Researchers in China have developed tiny nanocrystals that could be used in the next generation of medical imaging technologies to light up cancer cells. In a study published in the inaugural issue of the journal Applied Materials Today, a new rapid, online only publication, the team of researchers describe how they make these films which are based on the heavy metals lanthanum and europium.
Dr. Yaping Du of Xi’an Jiaotong University, China, and colleagues have developed a way to make high-quality nanocrystals of lanthanide oxybromides, where the lanthanide metal can be lanthanum, europium, gadolinium or terbium. They produce the materials by heating a readily available precursor material, which also allows them to incorporate triply charged europium ions, Eu3+, as "dopants" into any of the LaOBr nanocrystals.

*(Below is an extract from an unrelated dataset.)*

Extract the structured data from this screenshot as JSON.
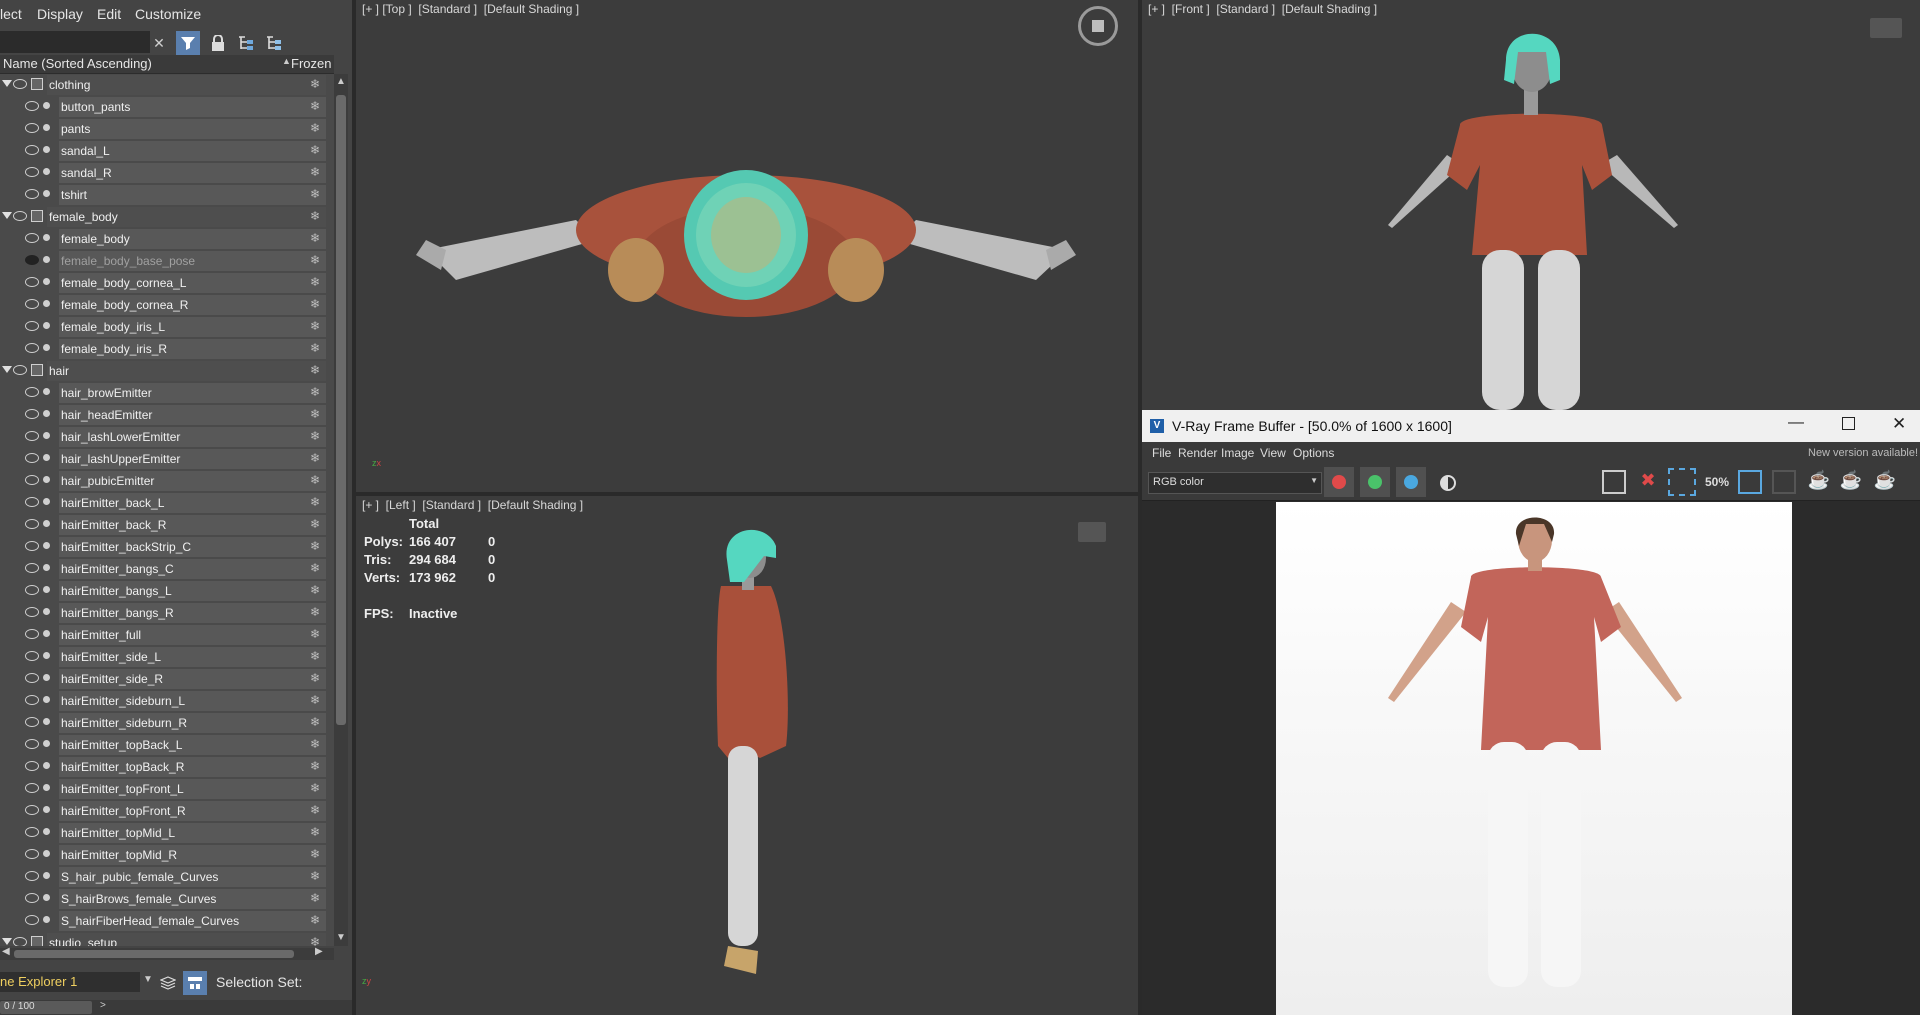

In the study team explains that their process allows them to very precisely control the exact size and shape of the nanocrystals and it is this that allows them to fine tune the color of the light these materials produce when stimulated with ultraviolet light or electricity. Their tests with transmission electron microscopy on the nanocrystals, which form as ultrathin films, plates and tiny particles, reveal the desired quality and uniformity. X-ray crystallography and ultraviolet spectroscopy provide additional detailed evidence about the internal structure of the nanocrystals at the atomic level.
Once they had established the chemical and physical details about the nanocrystals, the team then tested the particles as "staining" agents on a tissue sample containing liver cancer cells held on a microscope slide. They found that these diseased cells could take up the nanocrystals, whereas healthy cells do not; they preferentially "stain" the cancer cells, which can clearly be seen under the microscope through their bright luminescence. Such targeting and ease of identification of cancer cells could allow oncologists to spot even tiny numbers of diseased cells in a biopsy sample.
The team also suggests that the bright luminescence of their lanthanide oxybromides might also be used in low-energy lighting applications as an alternative to compact fluorescent bulbs and light emitting diodes (LEDs).
"The results reported by Du et al could have significant impact on the fields of nanomaterials for medical imaging and lighting," says Prof Manish Chhowalla of Rutgers University, and Editor-in-Chief of Applied Materials Today. "We are pleased that the authors have chosen Applied Materials Today to publish their work; since its launch several months ago the journal has received very high quality papers for review and hope to see this trend continue."